Mr Miliband, whose campaign has concentrated on appealing to the party's grassroots and trade unionists, said of his apparent lack of support among the shadow cabinet: "Well, I don't have the backing of the New Labour establishment, that's true... I am not their candidate."
He also said: "I think as a party, we do need to draw a line under Iraq. But I think that's hard if you are saying the war was the right thing to do."
Mr Hughes, seen as being to the left of the Lib Dem leadership, told the BBC earlier that a coalition between his party and Labour could be "still on the agenda" following the next general election, which is scheduled for 2015.
But Mr Miliband, asked about what he would do in the event of a hung parliament, said of Mr Clegg: "Given what he is supporting, I think it is pretty hard to go into coalition with him."
Labour leadership rival Ed Balls, the shadow education secretary, was more ambiguous about whether he would work with Mr Clegg when quizzed about it on the BBC News Channel.
He said: "If there's a hung parliament, you have to work with the Liberal Democrats.

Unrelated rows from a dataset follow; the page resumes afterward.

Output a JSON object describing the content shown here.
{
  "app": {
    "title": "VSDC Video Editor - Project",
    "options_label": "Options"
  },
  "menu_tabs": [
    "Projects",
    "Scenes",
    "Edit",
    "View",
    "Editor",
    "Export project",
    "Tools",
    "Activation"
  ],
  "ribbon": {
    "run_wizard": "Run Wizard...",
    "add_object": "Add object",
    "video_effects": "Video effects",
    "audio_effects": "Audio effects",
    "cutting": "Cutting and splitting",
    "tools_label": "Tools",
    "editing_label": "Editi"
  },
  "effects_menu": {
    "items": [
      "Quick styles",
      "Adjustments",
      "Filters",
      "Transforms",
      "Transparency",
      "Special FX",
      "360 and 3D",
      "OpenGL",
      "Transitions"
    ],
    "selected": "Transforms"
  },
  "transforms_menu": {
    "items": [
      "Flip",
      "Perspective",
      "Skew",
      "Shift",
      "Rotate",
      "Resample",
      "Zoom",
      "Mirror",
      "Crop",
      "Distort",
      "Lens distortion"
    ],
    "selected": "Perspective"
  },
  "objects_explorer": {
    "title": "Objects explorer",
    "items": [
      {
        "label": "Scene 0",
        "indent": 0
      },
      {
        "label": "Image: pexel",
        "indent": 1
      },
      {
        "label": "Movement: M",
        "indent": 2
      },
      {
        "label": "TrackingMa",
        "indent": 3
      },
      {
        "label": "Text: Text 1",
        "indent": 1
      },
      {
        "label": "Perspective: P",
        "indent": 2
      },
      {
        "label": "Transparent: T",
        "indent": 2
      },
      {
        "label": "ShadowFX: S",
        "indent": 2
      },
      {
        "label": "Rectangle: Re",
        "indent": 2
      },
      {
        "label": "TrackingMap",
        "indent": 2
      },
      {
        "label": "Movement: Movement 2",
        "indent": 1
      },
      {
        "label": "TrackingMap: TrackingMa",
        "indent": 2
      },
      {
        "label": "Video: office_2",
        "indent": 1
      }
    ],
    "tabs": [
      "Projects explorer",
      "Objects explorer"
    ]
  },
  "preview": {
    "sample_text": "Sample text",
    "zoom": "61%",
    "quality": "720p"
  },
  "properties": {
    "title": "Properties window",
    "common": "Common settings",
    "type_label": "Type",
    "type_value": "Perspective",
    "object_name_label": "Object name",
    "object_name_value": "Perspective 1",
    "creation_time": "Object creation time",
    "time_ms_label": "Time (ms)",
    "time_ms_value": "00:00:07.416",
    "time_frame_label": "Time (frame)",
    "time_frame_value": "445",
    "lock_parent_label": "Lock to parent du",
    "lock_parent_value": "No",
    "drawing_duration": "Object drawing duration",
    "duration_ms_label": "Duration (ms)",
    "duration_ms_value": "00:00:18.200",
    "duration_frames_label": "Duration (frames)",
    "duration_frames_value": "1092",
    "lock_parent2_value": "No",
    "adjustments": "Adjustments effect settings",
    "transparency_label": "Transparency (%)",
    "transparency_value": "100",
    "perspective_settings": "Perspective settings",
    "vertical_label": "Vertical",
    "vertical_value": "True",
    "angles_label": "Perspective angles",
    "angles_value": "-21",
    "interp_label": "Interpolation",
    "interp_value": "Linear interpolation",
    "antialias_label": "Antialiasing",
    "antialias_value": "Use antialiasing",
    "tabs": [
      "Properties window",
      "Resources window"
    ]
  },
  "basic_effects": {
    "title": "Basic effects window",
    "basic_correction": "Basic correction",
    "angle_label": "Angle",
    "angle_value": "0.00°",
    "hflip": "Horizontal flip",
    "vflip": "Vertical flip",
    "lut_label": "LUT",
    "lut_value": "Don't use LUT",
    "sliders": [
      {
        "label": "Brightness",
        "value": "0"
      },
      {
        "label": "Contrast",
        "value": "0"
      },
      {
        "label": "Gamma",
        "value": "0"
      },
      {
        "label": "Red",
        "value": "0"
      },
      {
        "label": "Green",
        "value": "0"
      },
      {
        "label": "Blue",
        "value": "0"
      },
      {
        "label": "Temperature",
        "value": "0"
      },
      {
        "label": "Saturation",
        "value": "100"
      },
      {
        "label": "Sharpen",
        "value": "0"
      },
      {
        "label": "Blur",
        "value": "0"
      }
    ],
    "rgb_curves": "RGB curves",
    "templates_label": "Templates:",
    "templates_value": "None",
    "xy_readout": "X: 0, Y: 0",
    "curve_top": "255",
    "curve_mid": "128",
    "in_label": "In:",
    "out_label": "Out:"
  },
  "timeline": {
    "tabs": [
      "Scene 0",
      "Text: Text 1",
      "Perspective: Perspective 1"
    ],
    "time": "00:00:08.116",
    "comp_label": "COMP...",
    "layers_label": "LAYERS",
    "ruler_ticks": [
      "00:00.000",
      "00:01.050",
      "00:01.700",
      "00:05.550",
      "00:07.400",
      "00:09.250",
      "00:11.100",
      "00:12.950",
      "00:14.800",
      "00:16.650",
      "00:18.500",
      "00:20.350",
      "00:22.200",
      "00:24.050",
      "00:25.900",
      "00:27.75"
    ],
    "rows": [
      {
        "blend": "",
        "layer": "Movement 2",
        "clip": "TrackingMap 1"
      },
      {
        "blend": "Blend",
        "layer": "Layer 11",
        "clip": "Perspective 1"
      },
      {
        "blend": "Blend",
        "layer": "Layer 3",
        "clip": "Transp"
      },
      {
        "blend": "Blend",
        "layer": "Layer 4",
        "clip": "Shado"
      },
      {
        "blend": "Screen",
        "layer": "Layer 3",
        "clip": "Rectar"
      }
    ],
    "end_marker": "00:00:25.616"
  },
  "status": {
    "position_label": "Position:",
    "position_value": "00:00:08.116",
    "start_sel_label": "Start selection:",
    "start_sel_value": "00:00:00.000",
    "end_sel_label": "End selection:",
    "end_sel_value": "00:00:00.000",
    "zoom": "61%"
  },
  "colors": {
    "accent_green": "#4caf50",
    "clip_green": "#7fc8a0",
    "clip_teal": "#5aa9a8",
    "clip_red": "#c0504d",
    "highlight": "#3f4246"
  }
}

"Whether Nick Clegg is today truly a Liberal Democrat, in a way that Liberal Democrats would recognise, I don't know."
Several senior Labour figures, including former Health Secretary Alan Milburn, ex-social security minister Frank Field and former Defence Secretary Lord Hutton have agreed to advise the Tory-Lib Dem coalition on policy - a move which has seen them denounced as "traitors" and "collaborators" by other senior figures, including Lord Prescott.
Voting for the next Labour leader is under way, with the winner being announced on the first day of the party's conference in Manchester on 25 September.
The other candidates are Diane Abbott, Andy Burnham and David Miliband, who remains the favourite at the bookmakers to win the contest, now seen by most pundits as a two-horse race between the Miliband brothers.
In an e-mail to party supporters on Tuesday, Ed Miliband said he was "within touching distance" of winning the race to succeed Gordon Brown.
But the message - aimed at rallying his backers as the campaign enters its "final crucial weeks" - was sent out just minutes before an interview with BBC Radio 4's PM programme in which Mr Miliband said he did not know whether he would win the contest.
He told PM: "I have quite a simple view about this election which is I am going to say what I think and let the chips fall where they may."